Indépendamment de ces critiques, ­notre article mentionnait des points troublants : la commission d’enquête mise sur pied par Sorbonne-Université, tutelle du laboratoire de Catherine Jessus, était ­présidée par un chercheur – que nous ne nommions pas – ayant un lien de sujétion avec celle-ci et l’université. Nous mentionnions que cette situation constituait un conflit d’intérêts manifeste. Nous rappelions en outre que, contrairement à ce qu’affirmait le rapport, trois des articles incriminés qui devaient être corrigés ne l’avaient toujours pas été par les revues scientifiques les ayant publiées – les éditeurs contactés indiquant des « discussions en cours ».

Enfin, nous concluions que les inconduites scientifiques avérées – des manipulations d’images correspondant à des identifications de protéines – appartenaient à une « zone grise » : « Si elles ne constituent pas une fraude au sens de la fabrication ou de la falsi­fication de résultats, elles ne ­représentent certainement pas une bonne pratique de laboratoire », écrivions-nous, regrettant que le constat de cette forme d’atteinte à l’intégrité scientifique n’ait pas été simplement acté par les tutelles et la commission.
Les reproches des signataires

Les signataires de la lettre ouverte (https://scienceactive.net) font une tout autre lecture de l’affaire. Ils estiment que la commission d’enquête constituée d’« experts indépendants » n’était pas en conflit d’intérêts – ce qui suppose qu’ils connaissent leur identité, leur nombre et leurs institutions de rattachement, éléments qui n’ont pourtant pas été rendus publics.

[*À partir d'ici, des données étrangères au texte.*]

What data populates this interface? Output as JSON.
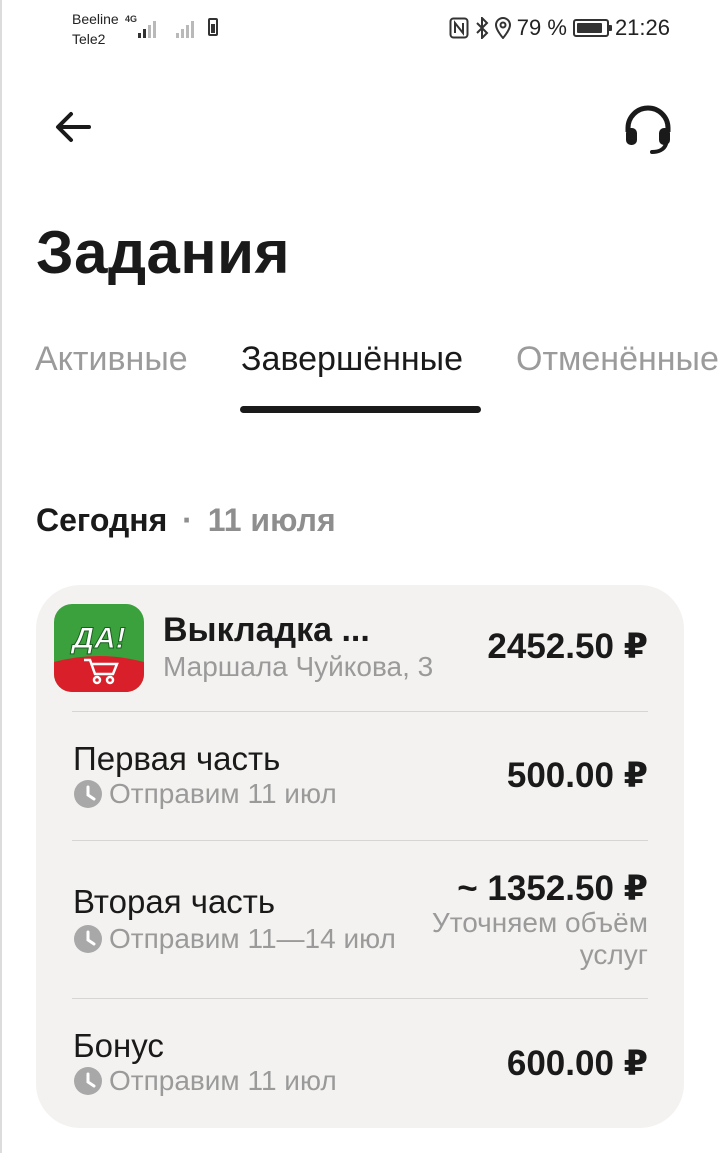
{
  "status_bar": {
    "carrier_1": "Beeline",
    "carrier_2": "Tele2",
    "network_type": "4G",
    "battery_percent": "79 %",
    "time": "21:26",
    "icons": [
      "nfc-icon",
      "bluetooth-icon",
      "location-icon",
      "battery-icon"
    ]
  },
  "header": {
    "back_icon": "arrow-left-icon",
    "support_icon": "headset-icon",
    "title": "Задания"
  },
  "tabs": [
    {
      "label": "Активные",
      "active": false
    },
    {
      "label": "Завершённые",
      "active": true
    },
    {
      "label": "Отменённые",
      "active": false
    }
  ],
  "date_group": {
    "day": "Сегодня",
    "separator": "·",
    "date": "11 июля"
  },
  "task": {
    "logo_text": "ДА!",
    "logo_colors": {
      "green": "#3aa13c",
      "red": "#d9202a"
    },
    "title": "Выкладка ...",
    "address": "Маршала Чуйкова, 3",
    "total": "2452.50 ₽",
    "payments": [
      {
        "label": "Первая часть",
        "schedule": "Отправим 11 июл",
        "amount": "500.00 ₽",
        "note": ""
      },
      {
        "label": "Вторая часть",
        "schedule": "Отправим 11—14 июл",
        "amount": "~ 1352.50 ₽",
        "note": "Уточняем объём услуг"
      },
      {
        "label": "Бонус",
        "schedule": "Отправим 11 июл",
        "amount": "600.00 ₽",
        "note": ""
      }
    ]
  }
}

Ils assurent que les corrections proposées ont été acceptées par les revues – ce qui n’est toujours pas le cas pour certaines d’entre elles. Ils qualifient de « dénaturés en étant abusivement présentés hors de leur contexte » les propos non anonymes d’un de leurs collègues.

Précisons que l’intéressé, Pere Puigdoménech, membre du comité scientifique du CNRS et chercheur au CSIC (équivalent espagnol du CNRS), nous a, depuis, confirmé « assumer et défendre » sa position sur la nécessité de confier l’enquête à des personnes « externes aux institutions concernées ».

Surtout, les auteurs de la lettre ouverte contestent la crédibilité des auteurs du contre-rapport, en raison de leur anonymat, et condamnent, dans le fait de relayer leurs conclusions, « un article offensant autant pour la commission d’enquête et la communauté scientifique que pour la pratique journalistique, tant il est dénué d’analyse, de vérification de la fiabilité des sources et nourri d’anonymat et de dénonciation ».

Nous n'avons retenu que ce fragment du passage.